Uma infância repleta de disciplina e criatividade proporcionava as condições ideais para desenvolver o conjunto único de competências e atributos que impulsionam o sucesso de Veronika. Foi um ambiente que lhe deu “permissão para fazer algo mais do que o esperado”, diz. Havia elevadas expectativas para proporcionar os melhores resultados possíveis – tanto dos pais como de si próprios – bem como a liberdade de explorar a sua criatividade e expressar a sua paixão pelas artes. 

Praticou ballet – o mais disciplinado das formas artísticas – durante mais de 30 anos, mas hoje em dia dança apenas com a sua sobrinha, como costumava dançar com a sua irmã mais nova de 12 anos. (Este irmão mais novoSvobodová é o fundador do Hobbit, um projeto inovador de sensibilização para o AVC baseado em escolas que cresceu a partir de uma tese do ensino secundário que ela compôs aos 16 anos.)

É consistente com estas influências formativas que a Veronika tem uma licenciatura em negócios e gestão da Mendel University e outra em gestão musical da Academia de Artes Cénicas de Janá-ek, ambas em Brno.

A sua carreira ganhou forma quando se voluntariava para ajudar os amigos a estruturar uma candidatura a subsídio.
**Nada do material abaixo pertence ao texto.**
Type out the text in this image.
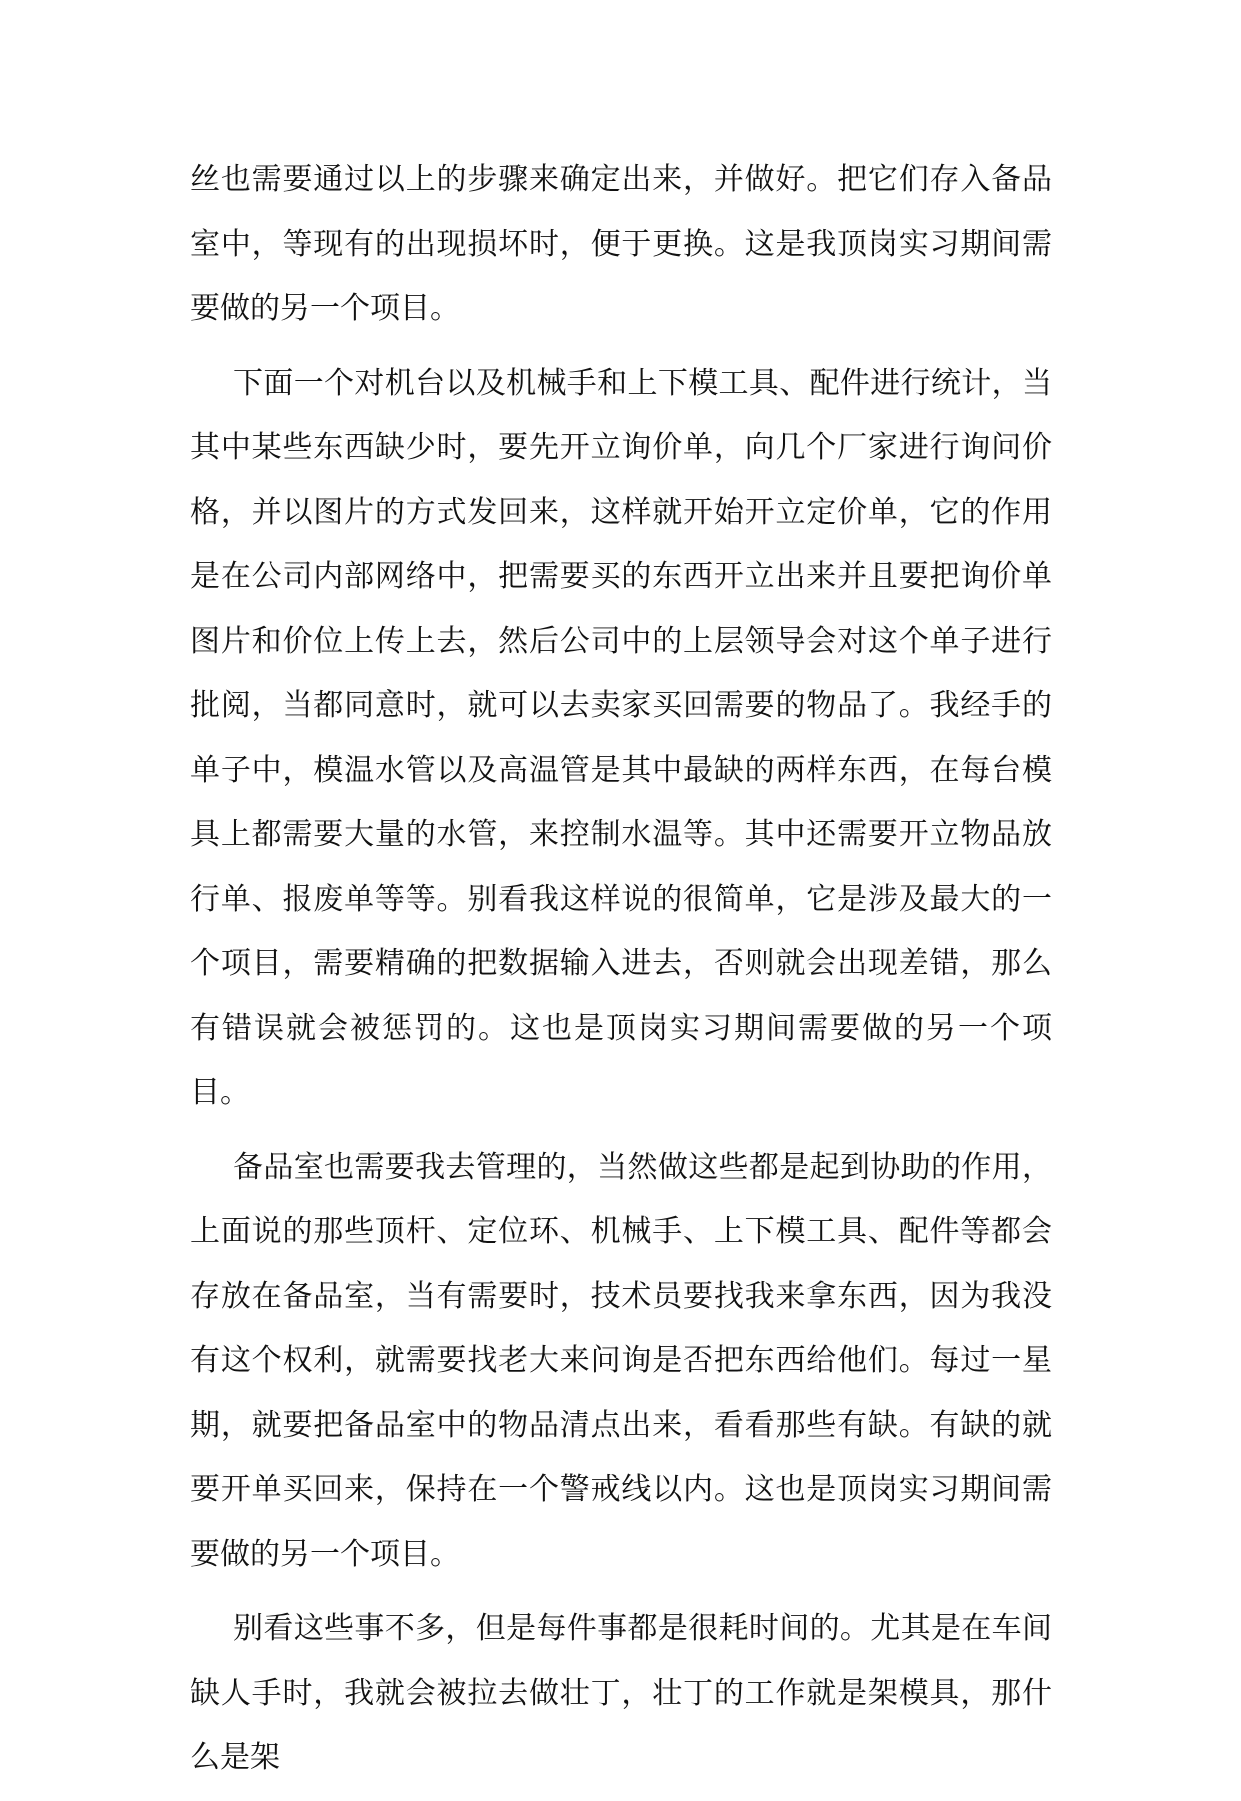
丝也需要通过以上的步骤来确定出来，并做好。把它们存入备品室中，等现有的出现损坏时，便于更换。这是我顶岗实习期间需要做的另一个项目。

下面一个对机台以及机械手和上下模工具、配件进行统计，当其中某些东西缺少时，要先开立询价单，向几个厂家进行询问价格，并以图片的方式发回来，这样就开始开立定价单，它的作用是在公司内部网络中，把需要买的东西开立出来并且要把询价单图片和价位上传上去，然后公司中的上层领导会对这个单子进行批阅，当都同意时，就可以去卖家买回需要的物品了。我经手的单子中，模温水管以及高温管是其中最缺的两样东西，在每台模具上都需要大量的水管，来控制水温等。其中还需要开立物品放行单、报废单等等。别看我这样说的很简单，它是涉及最大的一个项目，需要精确的把数据输入进去，否则就会出现差错，那么有错误就会被惩罚的。这也是顶岗实习期间需要做的另一个项目。

备品室也需要我去管理的，当然做这些都是起到协助的作用，上面说的那些顶杆、定位环、机械手、上下模工具、配件等都会存放在备品室，当有需要时，技术员要找我来拿东西，因为我没有这个权利，就需要找老大来问询是否把东西给他们。每过一星期，就要把备品室中的物品清点出来，看看那些有缺。有缺的就要开单买回来，保持在一个警戒线以内。这也是顶岗实习期间需要做的另一个项目。

别看这些事不多，但是每件事都是很耗时间的。尤其是在车间缺人手时，我就会被拉去做壮丁，壮丁的工作就是架模具，那什么是架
Depois, a palavra foi arredondada e ela também começou a ajudar outras equipas de investigação. Em 2009, esteve entre um grupo de entusiastas que garantiram financiamento para o Centro Internacional de Investigação Clínica no St. Anne’s University Hospital. Ao longo dos próximos cinco anos, construiu e liderou um gabinete de subsídios que garantiu mais 20 milhões para o centro. Depois, depois de ter mudado o seu foco para o AVC, convenceu o hospital a nomear o primeiro e até agora apenas gestor de investigação de AVC na República Checa.
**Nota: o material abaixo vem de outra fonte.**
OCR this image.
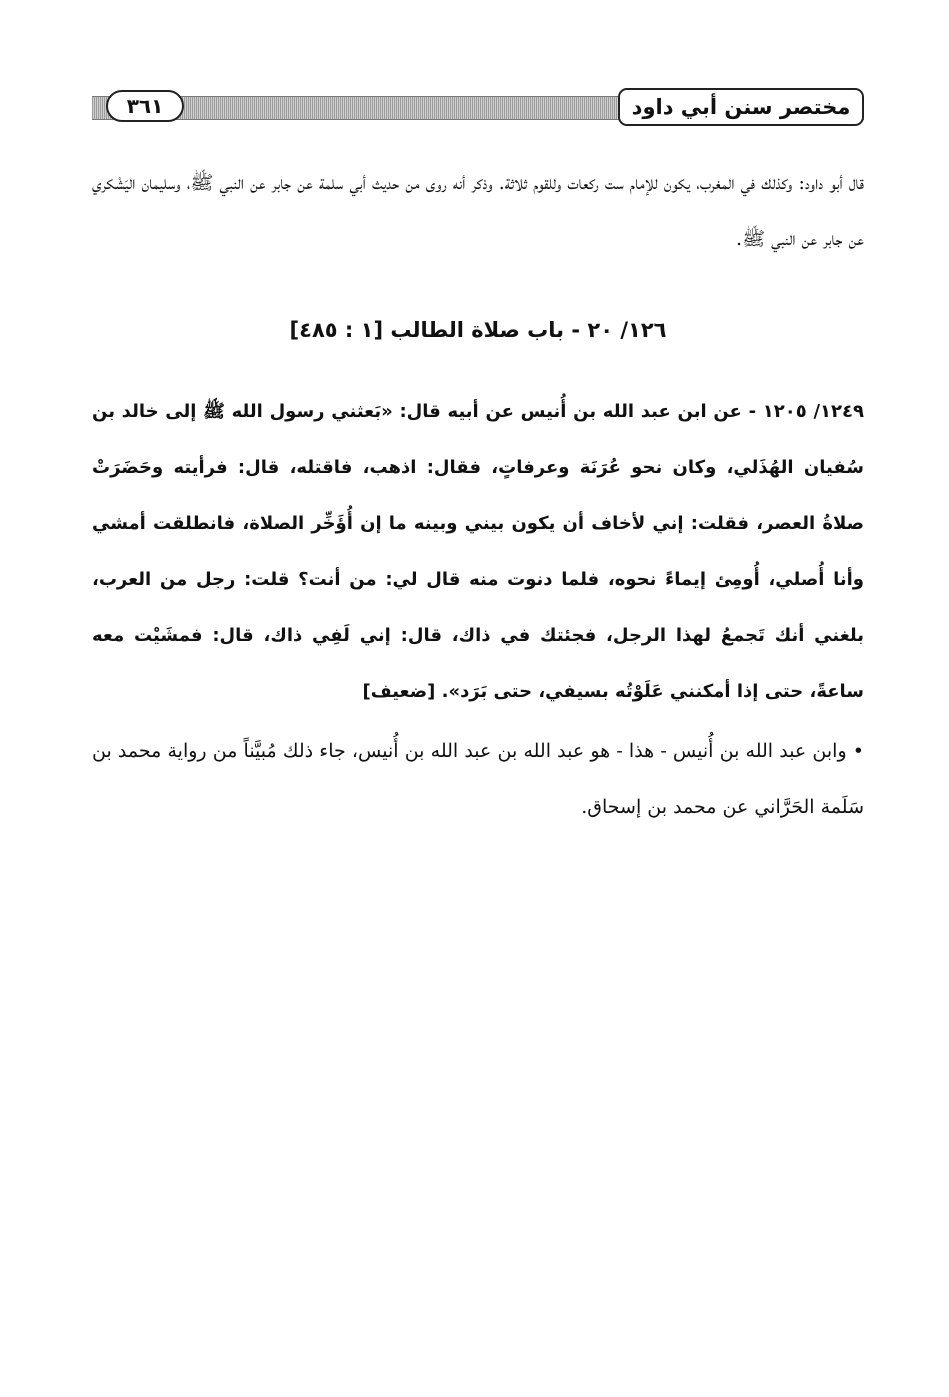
٣٦١	مختصر سنن أبي داود

قال أبو داود: وكذلك في المغرب، يكون للإمام ست ركعات وللقوم ثلاثة. وذكر أنه روى من حديث أبي سلمة عن جابر عن النبي ﷺ، وسليمان اليَشْكري عن جابر عن النبي ﷺ.

١٢٦/ ٢٠ - باب صلاة الطالب [١ : ٤٨٥]

١٢٤٩/ ١٢٠٥ - عن ابن عبد الله بن أُنيس عن أبيه قال: «بَعثني رسول الله ﷺ إلى خالد بن سُفيان الهُذَلي، وكان نحو عُرَنَة وعرفاتٍ، فقال: اذهب، فاقتله، قال: فرأيته وحَضَرَتْ صلاةُ العصر، فقلت: إني لأخاف أن يكون بيني وبينه ما إن أُؤَخِّر الصلاة، فانطلقت أمشي وأنا أُصلي، أُومِئ إيماءً نحوه، فلما دنوت منه قال لي: من أنت؟ قلت: رجل من العرب، بلغني أنك تَجمعُ لهذا الرجل، فجئتك في ذاك، قال: إني لَفِي ذاك، قال: فمشَيْت معه ساعةً، حتى إذا أمكنني عَلَوْتُه بسيفي، حتى بَرَد». [ضعيف]

• وابن عبد الله بن أُنيس - هذا - هو عبد الله بن عبد الله بن أُنيس، جاء ذلك مُبيَّناً من رواية محمد بن سَلَمة الحَرَّاني عن محمد بن إسحاق.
As candidaturas a subsídios são altamente competitivas, mas a Veronika também. Como há sempre algo que pode ser melhorado, ela usa a cada hora dentro de um prazo, mesmo que isso possa significar trabalhar sem parar até 56 horas. Uma vitória dá-lhe a satisfação de saber que o trabalho irá avançar e que deram outro passo em direção a obter conhecimento junto dos médicos ou o melhor produto para os doentes. 
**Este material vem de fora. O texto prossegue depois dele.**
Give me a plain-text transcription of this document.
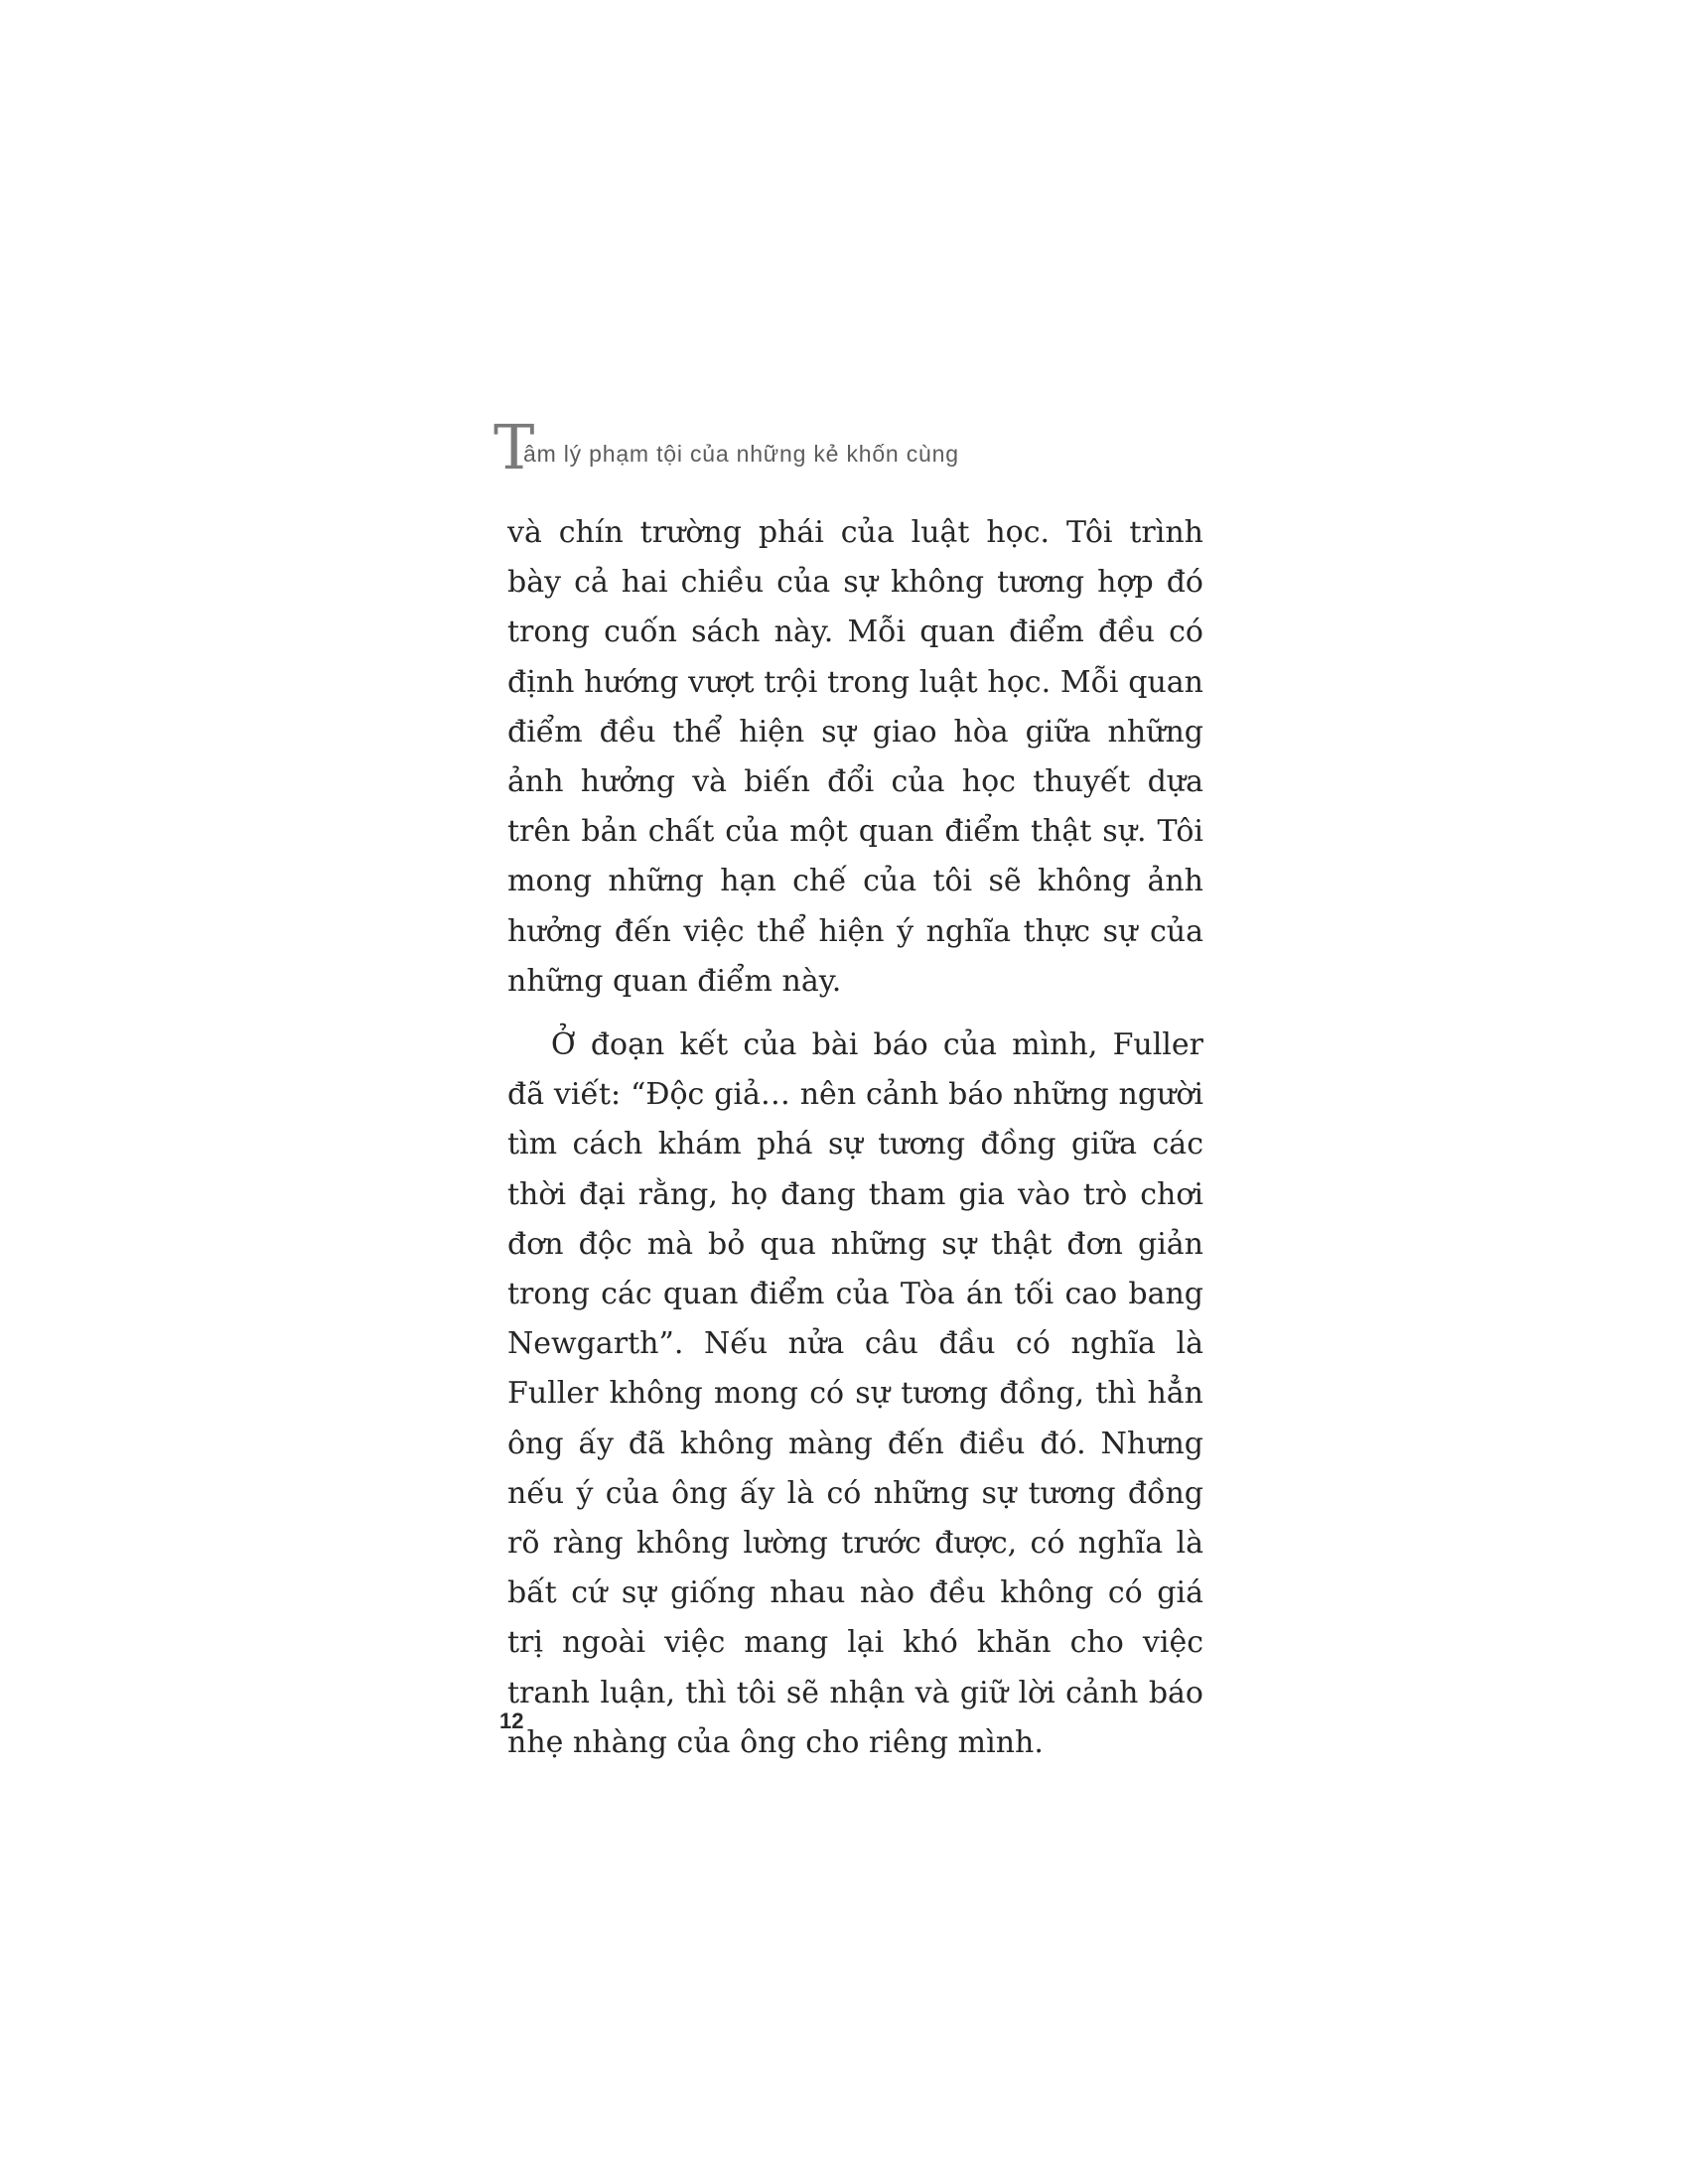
T
âm lý phạm tội của những kẻ khốn cùng

và chín trường phái của luật học. Tôi trình bày cả hai chiều của sự không tương hợp đó trong cuốn sách này. Mỗi quan điểm đều có định hướng vượt trội trong luật học. Mỗi quan điểm đều thể hiện sự giao hòa giữa những ảnh hưởng và biến đổi của học thuyết dựa trên bản chất của một quan điểm thật sự. Tôi mong những hạn chế của tôi sẽ không ảnh hưởng đến việc thể hiện ý nghĩa thực sự của những quan điểm này.

Ở đoạn kết của bài báo của mình, Fuller đã viết: “Độc giả… nên cảnh báo những người tìm cách khám phá sự tương đồng giữa các thời đại rằng, họ đang tham gia vào trò chơi đơn độc mà bỏ qua những sự thật đơn giản trong các quan điểm của Tòa án tối cao bang Newgarth”. Nếu nửa câu đầu có nghĩa là Fuller không mong có sự tương đồng, thì hẳn ông ấy đã không màng đến điều đó. Nhưng nếu ý của ông ấy là có những sự tương đồng rõ ràng không lường trước được, có nghĩa là bất cứ sự giống nhau nào đều không có giá trị ngoài việc mang lại khó khăn cho việc tranh luận, thì tôi sẽ nhận và giữ lời cảnh báo nhẹ nhàng của ông cho riêng mình.

12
Veronika diz que é temperadamente adequada para trabalhar “dentro da máquina e deixar os outros brilhar”. Pressão? Gosta. De facto, assim que uma bolsa é assegurada, ela sente um vazio que compara com o sentimento no final de um desempenho depois de os aplausos terem morrido. 

É sobre sonhos

Colegas, colaboradores e parceiros ocasionais, Robert e Veronika também são sonhadores, para quem o tempo de inatividade é uma oportunidade para sonhar com o que pode ser possível dentro de dez anos. Sim, mesmo numa escapadinha recente em Espanha. Não há aqui um problema de mão sobre o equilíbrio entre vida profissional e pessoal; a criação de HMI como um navio para os seus sonhos acabou por desfocar a linha entre vida e trabalho. Enquanto Robert está imerso na investigação e na expansão dos seus conhecimentos, Veronika abraça a complexa tarefa de “transformar sonhos em objetivos e metas em KPI e depois garantir que são cumpridos”.

“É a nossa paixão e gostamos,” afirma. “Espero realmente que continue para sempre, que estejamos a construir uma cave para algo maior e duradouro.”

Existe agora uma oportunidade para reavivar outra paixão. Num novo projeto que está apenas a sair do terreno, Veronika irá combinar o seu amor pelas artes e o seu conhecimento dos cuidados de AVC para estabelecer um coro para pessoas com afasia – não só após o AVC, mas também de outras causas. A investigação, embora limitada, sugere que cantar pode apoiar a recuperação da fala em pessoas com afasia. O objetivo, diz, é ajudar os participantes a expressarem-se e a restabelecerem contacto com os outros através de cantar.

Ela já garantiu algum financiamento básico e, se estiver pronta para lançar antes do final do ano, este coro que confirma a vida pode fazer a sua estreia com uma ferramenta de Natal – transmitindo um momento de beleza e emoção a um legado já substancial que assenta nos motivos mais simples: “Gosto de melhorar o mundo”.